State Rep. Gene Wu, a Houston Democrat, has concerns about the bill. He told Texas Standard that the bill discriminates against people based on their country of origin in ways that he says violate the U.S. and Texas constitutions. Listen to the interview above or read the transcript below.
This transcript has been edited lightly for clarity:
Texas Standard: As I understand it, as it stands now, this bill would allow U.S. citizens and lawful residents who also are citizens of the four countries mentioned to buy land here, but some other immigrants from those countries would be prevented. What is your understanding when it comes to individual restrictions now and why are you still concerned about this?
Gene Wu: So our concern from the very beginning has been that the law would blanketly cover an entire immigrant class – an entire class of people – without even suspicion that they may be doing something wrong, much less have proof of it. The idea is that in the Asian community, we’ve been fighting the stereotype that Asian-Americans are somehow automatically more suspicious than other people, that there’s something different or strange about us and we don’t trust Asian-Americans to do the right thing or be good Americans. And this law is going to fall into this sort of racial stereotype that Asian-Americans have been dealing with for over 100 years.
Now, the sponsor of the bill, Sen. Kolkhorst, has said, well, actually, they’ve tried to dial this in so that people who are trying to escape, for instance, countries where they’ve faced oppression, political discrimination and other forms of discrimination, will be able to obtain a home – that that’s not really an issue here anymore. You’re not satisfied with the changes?
Even pared down to this point, the proposed law would still cover an entire class of people for no other reason than where they were born and where they’re from. And if we’re trying to protect people, it’s not just people who have become citizens. It’s not just people who have gotten their green card to become permanent residents, but it’s also visa holders. Visa holders are people that our nation has invited here lawfully to come study, to invest money, to create jobs.
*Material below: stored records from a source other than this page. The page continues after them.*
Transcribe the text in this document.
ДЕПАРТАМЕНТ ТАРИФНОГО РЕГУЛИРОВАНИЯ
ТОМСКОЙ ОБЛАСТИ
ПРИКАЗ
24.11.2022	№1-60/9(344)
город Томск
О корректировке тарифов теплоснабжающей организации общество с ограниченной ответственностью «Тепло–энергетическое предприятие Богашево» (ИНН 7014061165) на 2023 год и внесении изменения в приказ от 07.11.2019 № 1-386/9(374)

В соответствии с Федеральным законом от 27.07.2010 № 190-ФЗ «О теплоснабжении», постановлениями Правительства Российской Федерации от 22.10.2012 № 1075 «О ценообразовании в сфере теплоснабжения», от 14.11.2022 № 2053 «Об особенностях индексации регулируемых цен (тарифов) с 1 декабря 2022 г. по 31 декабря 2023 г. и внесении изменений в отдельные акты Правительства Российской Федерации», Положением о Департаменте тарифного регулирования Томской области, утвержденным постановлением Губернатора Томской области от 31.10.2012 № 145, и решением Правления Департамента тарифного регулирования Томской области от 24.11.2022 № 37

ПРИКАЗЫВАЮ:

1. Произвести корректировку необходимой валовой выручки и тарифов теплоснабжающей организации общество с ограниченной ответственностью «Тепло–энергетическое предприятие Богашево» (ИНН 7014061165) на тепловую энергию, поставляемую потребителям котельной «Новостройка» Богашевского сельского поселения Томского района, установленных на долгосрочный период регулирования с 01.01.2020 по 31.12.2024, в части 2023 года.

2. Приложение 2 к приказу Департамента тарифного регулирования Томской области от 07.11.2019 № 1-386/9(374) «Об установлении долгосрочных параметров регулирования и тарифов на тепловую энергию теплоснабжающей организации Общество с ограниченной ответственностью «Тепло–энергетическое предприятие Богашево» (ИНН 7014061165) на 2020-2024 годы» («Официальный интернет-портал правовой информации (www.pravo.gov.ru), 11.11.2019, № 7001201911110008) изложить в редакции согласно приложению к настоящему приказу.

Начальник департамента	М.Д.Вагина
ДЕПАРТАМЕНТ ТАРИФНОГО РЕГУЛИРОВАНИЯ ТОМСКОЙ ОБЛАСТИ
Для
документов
And we’re telling those people, “well, we invited you to come to create jobs, but we’re not going to let you do that.”
Well, as you as you know, these four countries listed are on the intelligence community’s annual threat assessment as posing a severe threat to national security. And all of this really sort of picked up steam when last summer there was a food manufacturer that made headlines for purchasing a large plot of land in Grand Forks, North Dakota – very close to Grand Forks Air Force Base. And of course, the military said that they could not build anything on that land because of concerns about national security. There have also been purchases in Texas and Texas, I believe, has more foreign-owned land than any other state. Do you discount the concerns about the purchases of property near military facilities?
No, absolutely not. We have never doubted the need for dealing with national defense and national security. But the point that we’ve been trying to make from the very beginning is that people from a country do not represent that country no more than if Americans travel overseas. Do you represent American foreign policy? If you are concerned about the government, then pass laws against just those governments. And this is the problem of due process. If you want to restrict a person’s right, you have to show that they were deserving of having their rights restricted, that there is some need to restrict their rights.
So it sounds like your concern is primarily that it blocks the due process avenue by having wholesale restriction naming individuals from a certain country.
Its due process, meaning that you don’t have to show anything to take away someone’s rights and there’s no way for them to fix the restriction. There’s an equal protection under the law problem. The Fourteenth Amendment says everyone is equal under the law. The Texas Constitution – Article 1, subsection 3a – specifically says that Texas laws may not discriminate based on national origin.